The clinic also offered DNA sequencing to help identify which medications might work best for individual patients, along with anti-aging and regenerative medicine programs, hyperbaric chambers for wound care and cognitive treatment, an in-house compounding pharmacy, an infusion suite for biologics, and a Lifestyle Center focused on nutrition and longevity science.
More than 40 providers worked under one roof with a long list of specialties ranging from nephrology and phlebotomy to neurology, cardiology, and allergies.
Part Museum, Part Clinic
The extravagance didn’t stop at the exam room door.
The clinic’s interior was a world unto itself, designed in part as a personal museum of Charles Hoskinson’s globe-trotting life.
Cowboy State Daily took a tour of the facility last year in October.
Elegance and symbolism began in the entryway with a Terrazzo marble-and-granite floor copying a familiar design at the Denver International Airport, where Charles frequently departed on journeys to more than 80 countries while building his crypto empire.
The waiting area was modeled after a Swedish hotel he favored, with buffalo cowhide panels behind the front desk.
Paintings by Charles’ favorite artists lined the halls, including works by Vladimir Kush, a Russian-American painter known as the founder of “metaphorical realism,” whose fantastical canvasses command tens of thousands of dollars each.
Artifacts like Roman coins were scattered throughout the facility.
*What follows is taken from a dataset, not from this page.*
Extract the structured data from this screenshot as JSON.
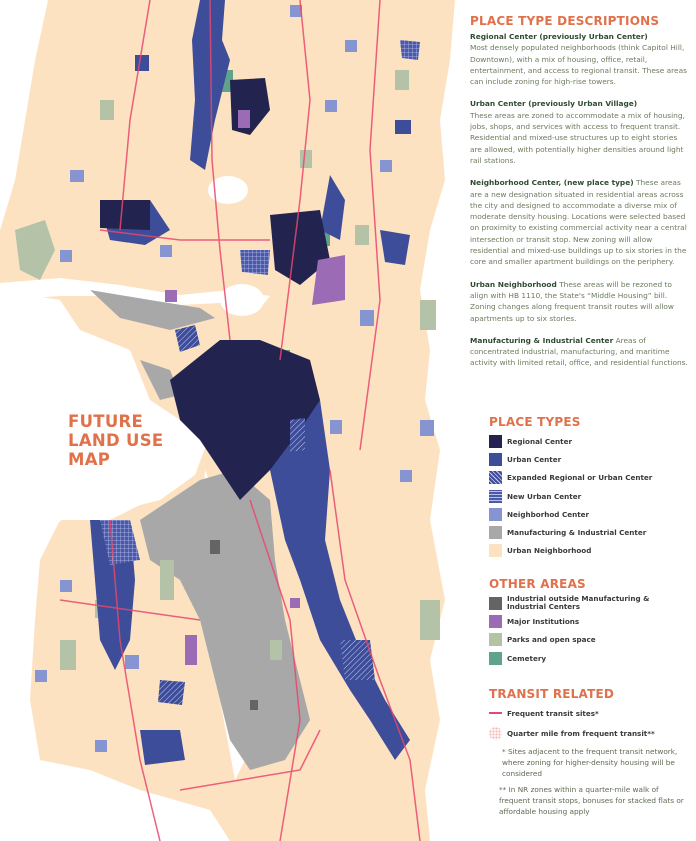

There was a nonfungible token flown in space, and a 14-foot replica of the Egyptian Book of the Dead, which had been given to Charles as a personal birthday gift during a visit to the pyramids, which were closed just for him and lit up in his honor.
Floor-to-ceiling screens streamed 72 hours of scenic footage from around the world.
A living moss wall hung in one corridor and there was an “infinity” room — a chamber of mirrors designed to repeat a single image down to eternity — for what the family described to Cowboy State Daily as immersion art therapy.
Two wall-mounted saltwater aquariums were to be stocked with Caribbean and Hawaiian fish, requiring a dedicated pump room to maintain the proper ocean chemistry, while a vivarium was to house Amazon rainforest dart frogs — rendered harmless by feeding them fruit flies instead of the poisonous ants that make them toxic in the wild.
Two life-size talking robots — replicas from the television series “Lost in Space” and the film “The Forbidden Planet” — roamed the halls. Plans called for adding Godzilla and Mothra figures, too, and there were to be dinosaur fossils hanging from the ceiling of the new wing.
The building even included a “napatorium” for Charles — a private nap room inspired by Thomas Edison’s habit of dozing with a ball in each hand to catch creative ideas while in the hypnagogic state between sleep and waking.